What can you do for a bad case of pleurisy? (That's a painful inflammation of the lining around the lungs.) According to Aretaeus of Cappadocia, a famous Greek physician of the 2nd century A.D., there were two important steps.
First, the patient should be bled. A small cut on the inner bend of the left elbow works best. Second, a diet of raw eggs mixed with turpentine should be given, perhaps with pig brains on the side. (Do not try this treatment at home.)
Then the patient should be watched carefully. Usually, he will die. If matters take a favorable turn, there will be "a profuse hemorrhage" from the nostrils and a coughing up of phlegm. Then, if the patient sleeps, the convalescence is secure.

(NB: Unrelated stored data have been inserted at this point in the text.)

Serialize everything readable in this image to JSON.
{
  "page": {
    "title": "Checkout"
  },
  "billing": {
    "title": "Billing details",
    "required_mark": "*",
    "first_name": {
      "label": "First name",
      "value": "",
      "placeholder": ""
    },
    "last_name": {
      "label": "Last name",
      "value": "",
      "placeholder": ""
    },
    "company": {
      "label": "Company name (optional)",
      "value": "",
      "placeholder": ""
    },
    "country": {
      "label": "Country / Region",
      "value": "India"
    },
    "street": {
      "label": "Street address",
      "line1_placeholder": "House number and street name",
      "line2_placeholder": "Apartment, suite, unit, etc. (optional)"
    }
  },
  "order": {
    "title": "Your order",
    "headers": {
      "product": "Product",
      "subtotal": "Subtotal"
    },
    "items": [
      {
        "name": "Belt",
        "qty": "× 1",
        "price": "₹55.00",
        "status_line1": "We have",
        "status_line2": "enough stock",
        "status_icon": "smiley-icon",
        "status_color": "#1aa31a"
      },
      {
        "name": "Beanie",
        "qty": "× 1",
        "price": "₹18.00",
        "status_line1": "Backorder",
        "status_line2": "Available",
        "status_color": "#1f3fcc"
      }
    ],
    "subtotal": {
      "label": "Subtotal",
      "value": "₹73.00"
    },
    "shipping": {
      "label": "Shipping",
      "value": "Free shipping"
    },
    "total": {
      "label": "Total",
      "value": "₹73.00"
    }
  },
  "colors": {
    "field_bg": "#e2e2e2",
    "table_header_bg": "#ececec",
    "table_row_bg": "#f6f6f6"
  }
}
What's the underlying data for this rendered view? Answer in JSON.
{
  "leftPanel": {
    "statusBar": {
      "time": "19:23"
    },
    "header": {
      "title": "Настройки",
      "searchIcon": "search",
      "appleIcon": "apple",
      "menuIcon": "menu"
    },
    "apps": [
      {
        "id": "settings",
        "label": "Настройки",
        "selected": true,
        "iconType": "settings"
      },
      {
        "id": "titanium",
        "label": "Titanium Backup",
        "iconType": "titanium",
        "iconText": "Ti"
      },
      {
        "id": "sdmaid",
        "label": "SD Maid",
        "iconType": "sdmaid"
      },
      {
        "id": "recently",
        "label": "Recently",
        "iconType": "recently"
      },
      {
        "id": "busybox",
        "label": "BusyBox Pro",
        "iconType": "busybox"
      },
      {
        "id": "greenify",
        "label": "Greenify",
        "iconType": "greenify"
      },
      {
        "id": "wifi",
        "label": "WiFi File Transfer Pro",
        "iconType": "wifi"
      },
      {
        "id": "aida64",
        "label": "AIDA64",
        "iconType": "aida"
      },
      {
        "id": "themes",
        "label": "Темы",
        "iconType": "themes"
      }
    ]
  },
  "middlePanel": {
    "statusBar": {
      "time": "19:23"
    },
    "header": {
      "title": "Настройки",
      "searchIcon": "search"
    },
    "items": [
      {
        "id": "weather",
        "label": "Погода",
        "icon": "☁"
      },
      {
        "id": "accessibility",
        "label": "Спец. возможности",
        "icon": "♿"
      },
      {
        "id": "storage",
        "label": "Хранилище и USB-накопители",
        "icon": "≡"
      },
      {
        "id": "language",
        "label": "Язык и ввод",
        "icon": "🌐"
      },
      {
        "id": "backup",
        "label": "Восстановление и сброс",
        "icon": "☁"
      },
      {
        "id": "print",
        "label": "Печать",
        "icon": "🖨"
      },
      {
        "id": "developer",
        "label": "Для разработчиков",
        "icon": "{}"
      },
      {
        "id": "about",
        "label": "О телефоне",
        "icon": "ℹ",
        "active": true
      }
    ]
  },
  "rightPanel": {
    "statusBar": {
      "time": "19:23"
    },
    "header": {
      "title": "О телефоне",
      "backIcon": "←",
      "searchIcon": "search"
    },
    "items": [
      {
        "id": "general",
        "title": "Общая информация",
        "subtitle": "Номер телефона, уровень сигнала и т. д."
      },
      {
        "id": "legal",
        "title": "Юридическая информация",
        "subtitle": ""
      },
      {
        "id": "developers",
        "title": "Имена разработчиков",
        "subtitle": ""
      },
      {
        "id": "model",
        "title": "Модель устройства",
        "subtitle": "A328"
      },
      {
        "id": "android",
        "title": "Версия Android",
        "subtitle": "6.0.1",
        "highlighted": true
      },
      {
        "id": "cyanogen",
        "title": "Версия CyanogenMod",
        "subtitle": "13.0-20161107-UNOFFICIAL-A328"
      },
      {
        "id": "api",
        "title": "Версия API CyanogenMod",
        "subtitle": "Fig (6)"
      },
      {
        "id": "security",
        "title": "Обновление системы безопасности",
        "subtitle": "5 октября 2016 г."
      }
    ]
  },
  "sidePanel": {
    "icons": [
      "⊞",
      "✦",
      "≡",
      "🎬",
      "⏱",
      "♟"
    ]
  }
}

The Greek word used in the medical books of Aretaeus for "convalescence" was a long one: apokatastasis (ah paw kah TAH stah siss). It meant the "restoration" of a previous healthy state. In legal terms, it was the return of hostages to their own cities or the return of property to its rightful owners. In politics, it was the reconstitution of political order. In general, it was just making everything right again.
In the New Testament the word is used only once.1 In Acts 3:21 Peter preached at the Beautiful Gate of the temple that Jesus must remain in heaven until "the restoration of all things," as God promised long ago through his holy prophets. It appears that heaven has a "restoration movement" of its own!
One day the great Physician will make this sick old creation get well. One day the captives will be free in their heavenly home, the new Jerusalem. One day the political kingdoms of this world will fall, and there will be an everlasting kingdom with God and Jesus on the throne. That's an apokatastasis worth waiting for!